Jetzt auch in Klassen 5 und 6 möglich - Berlin weitet Maskenpflicht an Schulen aus

Berlin verschärft noch einmal die Hygienemaßnahmen an den Schulen. Ab einer 7-Tage-Inzidenz von 200 Neuinfektionen pro 100.000 Einwohnern soll etwa die Maskenpflicht auch in den Klassen 5 und 6 an Grundschulen gelten.

Der Senat hat weitere Corona-Schutzmaßnahmen für Berliner Schulen angekündigt. Grundlage dafür ist der Beschluss der Ministerpräsidenten der Länder mit der Bundeskanzlerin vom Mittwoch. Somit sollen befristet bis zum 8. Januar in allen Berliner Bezirken mit einer Inzidenz von mehr als 200 Neuinfektionen pro 100.000 Einwohnern innerhalb von sieben Tagen eine Pflicht zum Tragen einer Mund-Nasen-Bedeckung im Unterricht auch in den Klassen 5 und 6 an Grundschulen und Gemeinschaftsschulen gelten. Das teilte Bildungssenatorin Sandra Scheeres (SPD) am Donnerstag mit.

Hybridunterricht ermöglicht, Präsenzunterricht Priorität

Solange diese Inzidenz bestehe, soll es Berliner Schulen auch ermöglicht werden, in höheren Klassen auf freiwilliger Basis auf sogenannten Hybridunterricht umzustellen. Dabei können Schüler abwechselnd in der Schule und zu Hause lernen. Das soll in den Jahrgangsstufen 8 und 11 an den Integrierten Sekundarschulen und Gemeinschaftsschulen sowie in den Jahrgangsstufen 8 und 9 an den allgemeinbildenden Gymnasien gelten, jedoch nicht für Abschlussjahrgänge.

"Unsere Schulen haben den Hybrid- und Wechselunterricht konzeptionell seit vielen Monaten weiterentwickelt und in vielen Fällen bereits getestet", sagte Scheeres. Berlin sei hier gut vorbereitet. Sehr zu begrüßen sei aber die Regelung, die Abschlussjahrgänge grundsätzlich im Präsenzunterricht zu behalten.

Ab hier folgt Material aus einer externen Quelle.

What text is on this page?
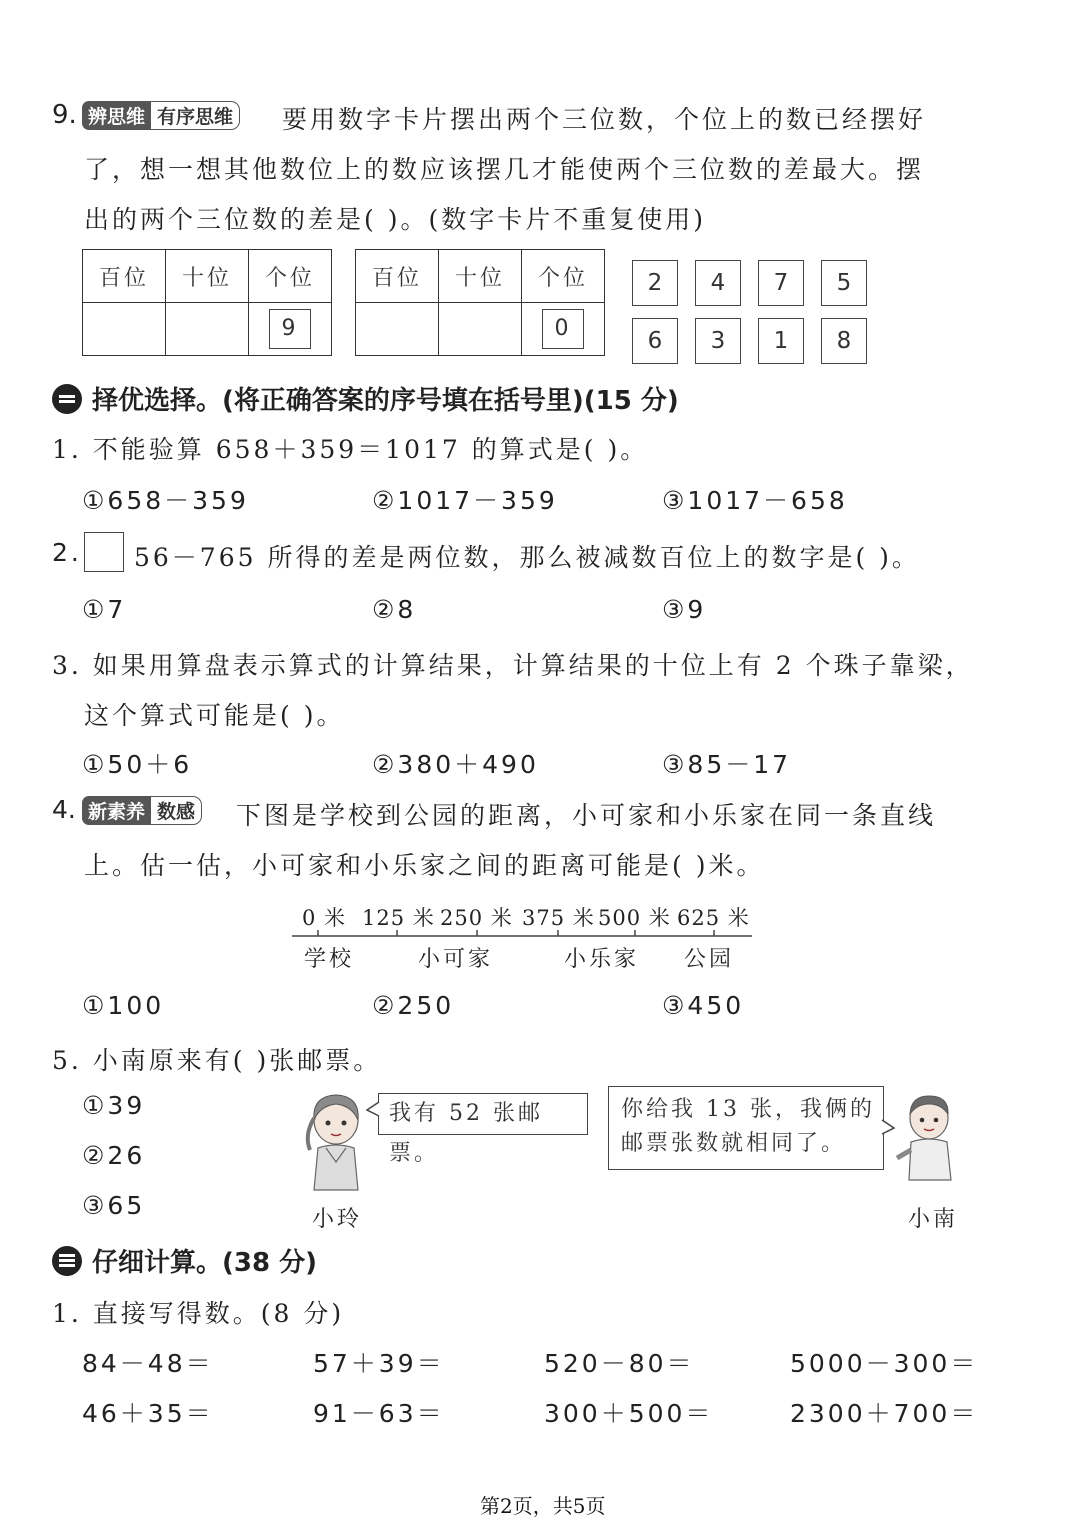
9. 辨思维 有序思维 要用数字卡片摆出两个三位数，个位上的数已经摆好
了，想一想其他数位上的数应该摆几才能使两个三位数的差最大。摆
出的两个三位数的差是( )。(数字卡片不重复使用)
百位	十位	个位
		9
百位	十位	个位
		0
2	4	7	5
6	3	1	8
择优选择。(将正确答案的序号填在括号里)(15 分)
1. 不能验算 658＋359＝1017 的算式是( )。
①658－359	②1017－359	③1017－658
2. 56－765 所得的差是两位数，那么被减数百位上的数字是( )。
①7	②8	③9
3. 如果用算盘表示算式的计算结果，计算结果的十位上有 2 个珠子靠梁，
这个算式可能是( )。
①50＋6	②380＋490	③85－17
4. 新素养 数感 下图是学校到公园的距离，小可家和小乐家在同一条直线
上。估一估，小可家和小乐家之间的距离可能是( )米。
0 米 125 米 250 米 375 米 500 米 625 米
学校	小可家	小乐家 公园
①100	②250	③450
5. 小南原来有( )张邮票。
①39
②26
③65
我有 52 张邮票。
小玲
你给我 13 张，我俩的
邮票张数就相同了。
小南
仔细计算。(38 分)
1. 直接写得数。(8 分)
84－48＝	57＋39＝	520－80＝	5000－300＝
46＋35＝	91－63＝	300＋500＝	2300＋700＝
第2页，共5页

Dem stimmte auch Berlins Regierender Bürgermeister Michael Müller (SPD) am Donnerstag auf der Pressekonferenz des Senats zu. "Der Präsenzunterricht ist für uns von herausragender Bedeutung." Nicht nur wegen der Wissenslücken sondern auch für den Kontakt der Schüler, so Müller weiter. "Der Präsenzunterricht bleibt das oberste Ziel."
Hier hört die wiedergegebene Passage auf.